L’Australie ainsi que la République démocratique du Congo produisent environ la même quantité de diamant par an soit 15 à 20 millions de carats ce qui représente 15 % de la production mondiale. D’autres pays viennent compléter cette liste qui ne bouge que très peu au fil des ans ; ainsi on retrouve parmi les géants du diamant l’Afrique du sud, le Canada, l’Angola, la Namibie ou bien encore la Chine.

L’exploitation minière

Le Brésil

Alors que les gisements indiens s’épuisent, les Portugais découvrent en 1725 des paillettes d’or et des diamants en filtrant les limons des rivières du Brésil. La ville de Diamantina, dans l’État actuel du Minas Gerais, se développe sous le contrôle de la couronne portugaise qui régente plus de dix centres d’extraction et emploie plus de 3 000 esclaves. Le Brésil est alors le premier producteur de diamant, mais, l’extraction n’exploitant que de maigres gisements alluvionnaires, les diamants restent des produits rares et par conséquent chers, dont le commerce est concentré entre les mains de quelques banquiers regroupés à Anvers, Amsterdam et Londres.

L’Afrique du Sud

Eurêka

En 1866, des enfants de la colonie boer d’Afrique du Sud qui jouaient aux billes avec des graviers sur les bords de la rivière Orange découvrent un gros caillou jaune, brillant, de 4 grammes, qui passant de mains en mains finira par être authentifié comme un diamant de type Brownish Yellow, baptisé l’Eurêka. Mais on est encore loin de soupçonner le potentiel minier de la région, et le savant géologue James R. Gregory consulté par un diamantaire de Londres, affirme que : « Les caractères géologiques de cette partie du pays rendent impossible que quoi que ce soit ait pu y être découvert. » La suite est éloquente et les Britanniques, avec leur humour bien connu, feront passer le nom de Gregory à la postérité en surnommant gregories les milliers de mineurs qui vont se ruer sur les sites découverts un à un.

Dans la roche-mère

Trois ans plus tard, la découverte d’un autre diamant quatre fois plus gros (l’Étoile du Sud, aujourd’hui à Bombay) trouble les esprits et les premiers chercheurs envahissent la région lorsque l’on découvre à nouveau un diamant, dans la roche-mère cette fois, à Jagersfontein, puis à Bultfontein, et enfin en 1871 sur les terres de la famille De Beer, qui, effrayée, s’empresse de vendre sa ferme à des investisseurs britanniques du Cap.

Kimberley

Un troisième site est mis à jour à 3 km des précédents, sur la colline de Colesberg Kopje. Des milliers de mineurs affluent pour creuser des trous de 31 pieds de large (9,45 m). Dans les premières années seulement chacun n’a encore droit qu’à deux concessions maximum. Dans la fièvre, on se méfie du voisin, on creuse des trous de plus en plus profonds, on tamise, on filtre, on déblaie. En 1871, la population des mineurs, marchands et auxiliaires divers s’élève à environ 50 000. Ils ignorent encore qu’ils sont dans le cratère d’un volcan. Sur la colline d’où le minerai est extrait, s’élève une nouvelle ville, baptisée « Kimberley » en 1873, qui doit son nom au ministre des colonies de la Couronne britannique, Lord Kimberley. (En 1913, le « grand trou » de Kimberley atteindra 1 100 m de profondeur…).
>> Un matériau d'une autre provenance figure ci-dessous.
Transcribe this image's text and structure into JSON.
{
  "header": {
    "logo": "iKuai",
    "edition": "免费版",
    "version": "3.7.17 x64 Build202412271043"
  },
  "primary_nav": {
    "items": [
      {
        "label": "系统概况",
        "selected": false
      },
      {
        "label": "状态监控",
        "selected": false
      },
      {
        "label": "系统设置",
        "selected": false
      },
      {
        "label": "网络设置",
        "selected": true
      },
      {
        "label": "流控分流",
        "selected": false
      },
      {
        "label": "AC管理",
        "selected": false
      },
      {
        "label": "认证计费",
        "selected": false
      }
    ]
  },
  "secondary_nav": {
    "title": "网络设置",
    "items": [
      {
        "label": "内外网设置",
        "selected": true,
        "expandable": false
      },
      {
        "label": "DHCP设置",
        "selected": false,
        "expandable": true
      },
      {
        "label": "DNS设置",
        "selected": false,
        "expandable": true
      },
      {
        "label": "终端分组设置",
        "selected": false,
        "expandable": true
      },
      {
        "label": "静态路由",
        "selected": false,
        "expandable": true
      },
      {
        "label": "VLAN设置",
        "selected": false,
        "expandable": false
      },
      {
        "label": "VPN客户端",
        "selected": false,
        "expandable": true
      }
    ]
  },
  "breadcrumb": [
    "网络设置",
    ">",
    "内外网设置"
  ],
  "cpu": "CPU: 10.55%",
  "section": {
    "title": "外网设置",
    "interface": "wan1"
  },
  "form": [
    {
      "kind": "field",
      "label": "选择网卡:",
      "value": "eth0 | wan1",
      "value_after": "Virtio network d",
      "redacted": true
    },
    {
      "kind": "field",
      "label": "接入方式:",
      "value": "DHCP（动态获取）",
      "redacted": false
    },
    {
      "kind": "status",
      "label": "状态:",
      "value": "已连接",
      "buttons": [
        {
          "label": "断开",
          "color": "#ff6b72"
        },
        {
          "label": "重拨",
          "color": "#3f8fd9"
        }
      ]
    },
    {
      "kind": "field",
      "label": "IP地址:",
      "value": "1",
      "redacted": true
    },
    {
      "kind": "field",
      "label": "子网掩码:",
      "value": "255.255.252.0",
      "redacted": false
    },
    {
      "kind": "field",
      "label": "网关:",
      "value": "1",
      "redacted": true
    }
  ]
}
De Beers : naissance d’un empire capitaliste et colonial

La mise au jour en Afrique du Sud de mines qui semblent inépuisables change complètement la donne. Le monde du diamant explose : la précieuse gemme n’est plus un produit rare. Les prix vont-ils s’effondrer ? C’est ce qui aurait pu arriver sans le génie commercial d’un colonisateur britannique, Cécil Rhodes.

Cecil Rhodes

Fils de pasteur anglais, Cecil John Rhodes vient à l’âge de dix-sept ans rejoindre son frère Herbert qui a une plantation de coton, en Afrique du Sud, dans la province du Cap, où la découverte des premiers gisements de diamants est en passe de bouleverser le pays. très vite, les frères rachètent des petites concessions sur les terres de la famille De Beer, et Cécil fait ses premiers pas d’homme d’affaires en vendant des équipements et de l’eau pour les mineurs, plutôt qu’en prospectant. Pour vidanger l’eau qui stagne au fond des mines et freine l’avancée des fouilles, il déniche une pompe à vapeur, la seule de toute la colonie, et offre ses services en contrepartie de diamants et de parts de concessions.

Une Afrique britannique « du Caire au Cap »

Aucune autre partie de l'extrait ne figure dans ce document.